Rivals like Fine Art Capital, based in New York, say
they have seen a burst in loan applications as a result of the pullback
among bigger banks. "The subprime market is triggering a general
tightening," says Andy Augenblick, the firm's president. "We have been
a beneficiary of this market disruption."
A "significant percentage" of the inquiries that have
come his way during the past couple of months have come in the form of
referrals from other financial institutions, he says.
Meanwhile, Art Capital Group says it has seen referrals of loans that institutions like Lehman Brothers Holdings, UBS, HSBC Holdings, Merrill Lynch and Bank of America declined to do.
Karl Schweizer, head of art banking at UBS, says the
bank doesn't lend against art but is studying its policies. Bank of
America said it hasn't made changes to its credit policies regarding
art loans. Other institutions didn't return phone calls seeking comment.
Even collectors aiming to borrow against their art are
taking additional measures to obtain a loan. Asher Edelman, a collector
and businessman, says he recently advised a friend taking out a loan
against his art to put up three times the loan value, rather than the
usual double, because he will get a better interest rate.

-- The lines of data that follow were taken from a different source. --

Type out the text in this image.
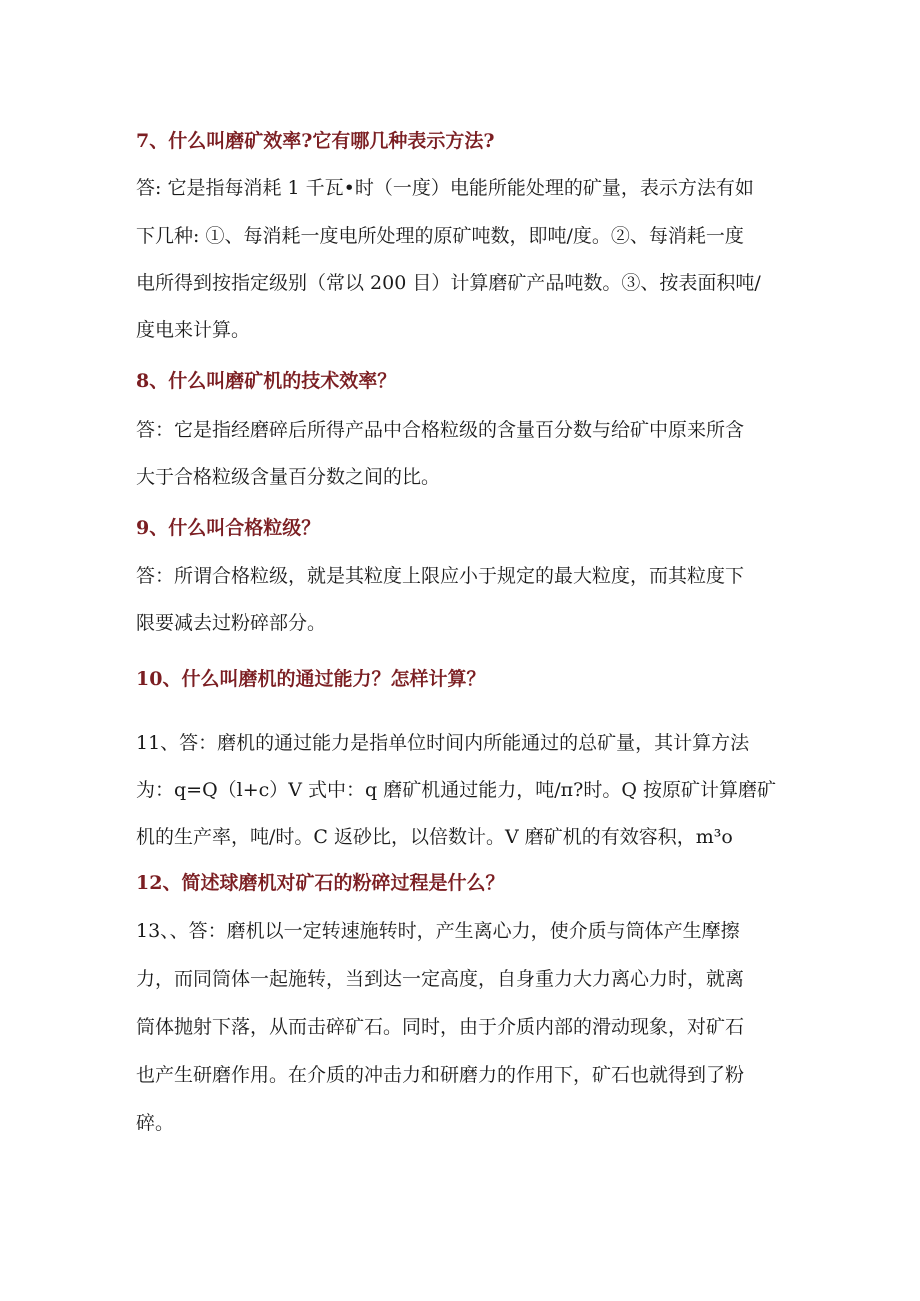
7、什么叫磨矿效率?它有哪几种表示方法?
答: 它是指每消耗 1 千瓦•时（一度）电能所能处理的矿量，表示方法有如
下几种: ①、每消耗一度电所处理的原矿吨数，即吨/度。②、每消耗一度
电所得到按指定级别（常以 200 目）计算磨矿产品吨数。③、按表面积吨/
度电来计算。
8、什么叫磨矿机的技术效率？
答：它是指经磨碎后所得产品中合格粒级的含量百分数与给矿中原来所含
大于合格粒级含量百分数之间的比。
9、什么叫合格粒级？
答：所谓合格粒级，就是其粒度上限应小于规定的最大粒度，而其粒度下
限要减去过粉碎部分。
10、什么叫磨机的通过能力？怎样计算？
11、答：磨机的通过能力是指单位时间内所能通过的总矿量，其计算方法
为：q=Q（l+c）V 式中：q 磨矿机通过能力，吨/π?时。Q 按原矿计算磨矿
机的生产率，吨/时。C 返砂比，以倍数计。V 磨矿机的有效容积，m³o
12、简述球磨机对矿石的粉碎过程是什么？
13、、答：磨机以一定转速施转时，产生离心力，使介质与筒体产生摩擦
力，而同筒体一起施转，当到达一定高度，自身重力大力离心力时，就离
筒体抛射下落，从而击碎矿石。同时，由于介质内部的滑动现象，对矿石
也产生研磨作用。在介质的冲击力和研磨力的作用下，矿石也就得到了粉
碎。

Terms on these loans vary widely, based on the quality
of the art, the lender's policies and the borrower's financial
condition. Generally, interest rates range from 8% to as high as 18% --
making it a lucrative, if risky, game for lenders.

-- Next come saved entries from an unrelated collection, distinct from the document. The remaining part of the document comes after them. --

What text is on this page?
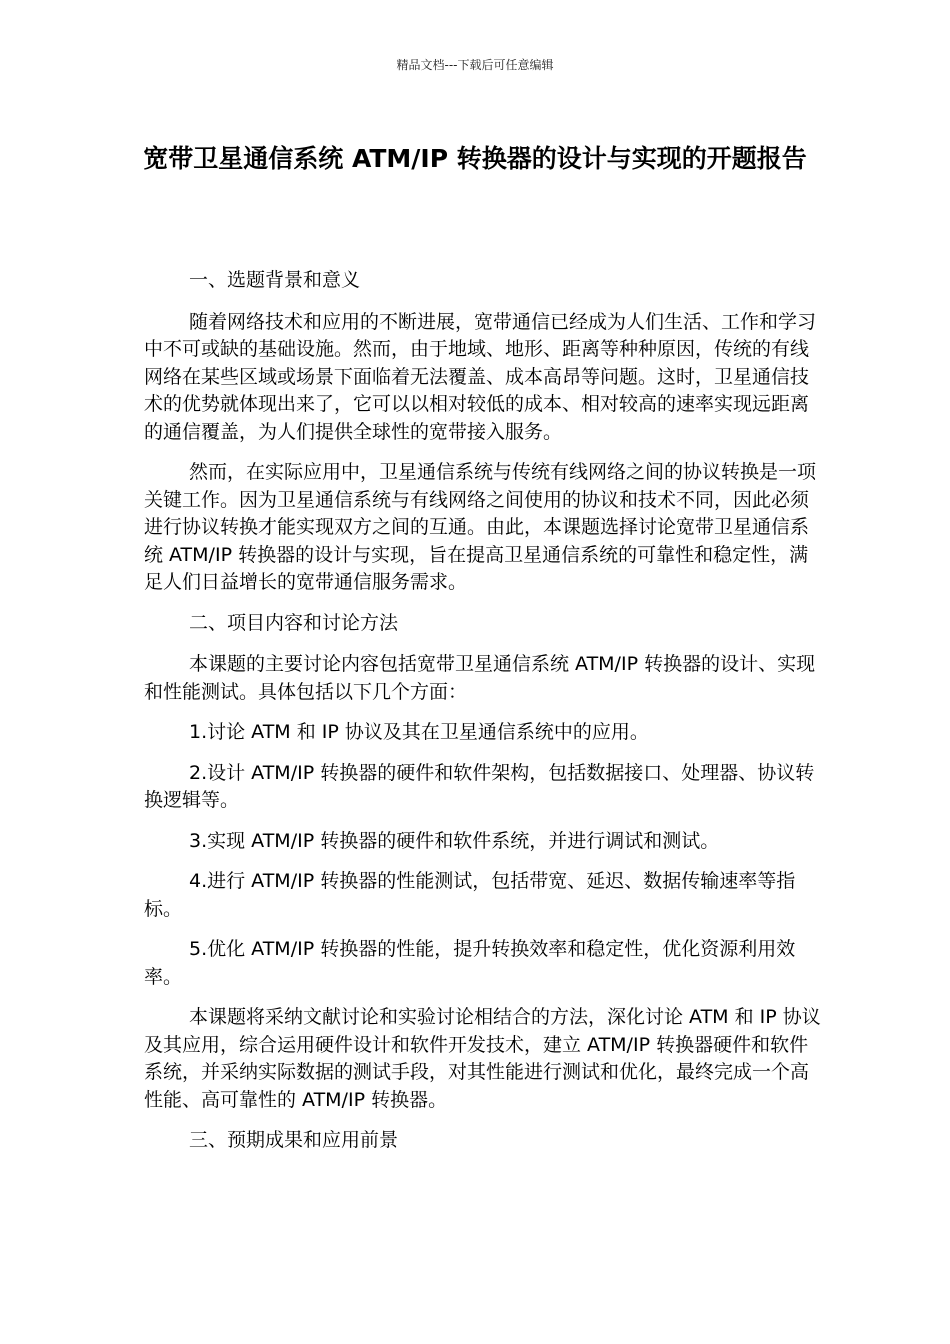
精品文档---下载后可任意编辑
宽带卫星通信系统 ATM/IP 转换器的设计与实现的开题报告

一、选题背景和意义

随着网络技术和应用的不断进展，宽带通信已经成为人们生活、工作和学习中不可或缺的基础设施。然而，由于地域、地形、距离等种种原因，传统的有线网络在某些区域或场景下面临着无法覆盖、成本高昂等问题。这时，卫星通信技术的优势就体现出来了，它可以以相对较低的成本、相对较高的速率实现远距离的通信覆盖，为人们提供全球性的宽带接入服务。

然而，在实际应用中，卫星通信系统与传统有线网络之间的协议转换是一项关键工作。因为卫星通信系统与有线网络之间使用的协议和技术不同，因此必须进行协议转换才能实现双方之间的互通。由此，本课题选择讨论宽带卫星通信系统 ATM/IP 转换器的设计与实现，旨在提高卫星通信系统的可靠性和稳定性，满足人们日益增长的宽带通信服务需求。

二、项目内容和讨论方法

本课题的主要讨论内容包括宽带卫星通信系统 ATM/IP 转换器的设计、实现和性能测试。具体包括以下几个方面：

1.讨论 ATM 和 IP 协议及其在卫星通信系统中的应用。

2.设计 ATM/IP 转换器的硬件和软件架构，包括数据接口、处理器、协议转换逻辑等。

3.实现 ATM/IP 转换器的硬件和软件系统，并进行调试和测试。

4.进行 ATM/IP 转换器的性能测试，包括带宽、延迟、数据传输速率等指标。

5.优化 ATM/IP 转换器的性能，提升转换效率和稳定性，优化资源利用效率。

本课题将采纳文献讨论和实验讨论相结合的方法，深化讨论 ATM 和 IP 协议及其应用，综合运用硬件设计和软件开发技术，建立 ATM/IP 转换器硬件和软件系统，并采纳实际数据的测试手段，对其性能进行测试和优化，最终完成一个高性能、高可靠性的 ATM/IP 转换器。

三、预期成果和应用前景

The potential for outsize returns like that is one reason hedge funds have pushed into the business in recent years.
To protect themselves, some lenders require what are
essentially margin-call provisions: The lender reserves the right to
reappraise the collateral, and if there's a drop in value, to ask for
more collateral or partial payback of the loan.
For instance, "if there were a significant drop in the
Warhol market, and you had a loan out on a series of Warhols, we could
use this mark-to-market provision," says Ian Peck, president of Art
Capital Group, an independent art lender in New York with provisions
like these.
While that can protect the lender, it carries obvious
risks for borrowers. "Would you buy a house with a one-year mortgage
that had a margin call, so you were forced to sell your home when the
market was depressed?" says Mr. Augenblick of Fine Art Capital, which
doesn't require margin calls. "I don't think so."

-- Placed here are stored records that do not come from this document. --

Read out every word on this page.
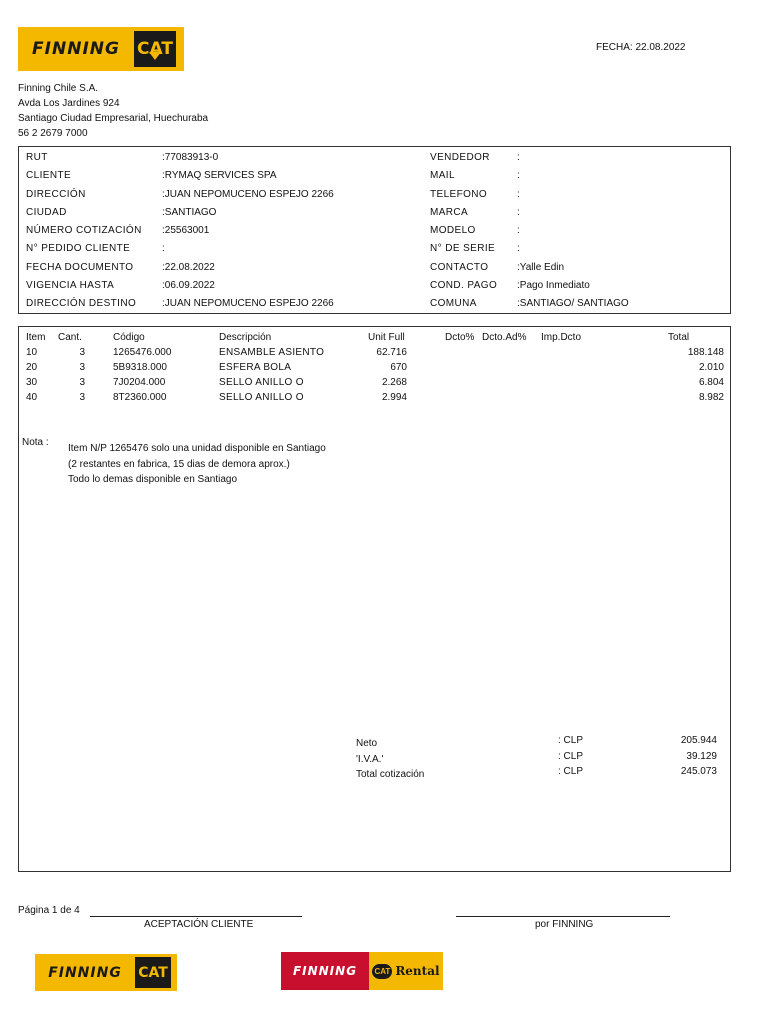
FINNING	CAT	FECHA: 22.08.2022
Finning Chile S.A.
Avda Los Jardines 924
Santiago Ciudad Empresarial, Huechuraba
56 2 2679 7000
RUT	:77083913-0
CLIENTE	:RYMAQ SERVICES SPA
DIRECCIÓN	:JUAN NEPOMUCENO ESPEJO 2266
CIUDAD	:SANTIAGO
NÚMERO COTIZACIÓN :25563001
N° PEDIDO CLIENTE	:
FECHA DOCUMENTO	:22.08.2022
VIGENCIA HASTA	:06.09.2022
DIRECCIÓN DESTINO	:JUAN NEPOMUCENO ESPEJO 2266
VENDEDOR	:
MAIL	:
TELEFONO	:
MARCA	:
MODELO	:
N° DE SERIE :
CONTACTO	:Yalle Edin
COND. PAGO :Pago Inmediato
COMUNA	:SANTIAGO/ SANTIAGO
Item Cant.	Código	Descripción	Unit Full	Dcto% Dcto.Ad% Imp.Dcto	Total
10	3	1265476.000	ENSAMBLE ASIENTO	62.716	188.148
20	3	5B9318.000	ESFERA BOLA	670	2.010
30	3	7J0204.000	SELLO ANILLO O	2.268	6.804
40	3	8T2360.000	SELLO ANILLO O	2.994	8.982
Nota :
Item N/P 1265476 solo una unidad disponible en Santiago
(2 restantes en fabrica, 15 dias de demora aprox.)
Todo lo demas disponible en Santiago
Neto	: CLP	205.944
'I.V.A.'	: CLP	39.129
Total cotización	: CLP	245.073
Página 1 de 4
ACEPTACIÓN CLIENTE	por FINNING
FINNING	CAT	FINNING CAT Rental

The perils to lenders of art-backed loans are many.
For one thing, by the time a lender forecloses on such a loan, the
borrower has usually tried aggressively to sell the art. "So by the
time the lender gets it, the art is already stale in the market," says
Ms. Tate.
In the notoriously murky art market, the prospect of
defaults is particularly unnerving. Fears were renewed in 2003 with an
incident involving SageCrest, a hedge fund that loaned $37 million to
Art Capital Group, which in turn lent $20 million to Berry-Hill
Galleries, a New York art gallery.
Berry-Hill filed for Chapter 11 bankruptcy protection
in 2005, triggering a wave of alleged loan defaults, followed by
several suits and countersuits in New York State Supreme Court.
SageCrest's attorney, Robert Friedman, says the hedge
fund sued Art Capital Group after it failed to meet its obligations
under the loan, including payments due late last year.
Mr. Peck, Art Capital Group's president, says
SageCrest's claim is "total nonsense." Berry-Hill didn't returns calls
seeking comment.
It's particularly tough to get loans backed by
contemporary art, one of the hottest parts of the art market now. Art
advisers say banks have become more skittish about betting on a segment
of the market that doesn't have a long track record.
Joel Beck, who runs Roebling Hall, a gallery
specializing in contemporary art in New York's booming Chelsea arts
district, says banks and loan firms "just don't know what to make of
us."
Mr. Beck, who sells work by Ivan Navárro -- such as a
chair made out of light bulbs -- says that when he attempted to get an
art-backed loan years ago, the bank asked him instead to put up his
house as collateral, something he didn't want to do.
"They might believe the work is worth a lot, but they have no idea how to value it," he says.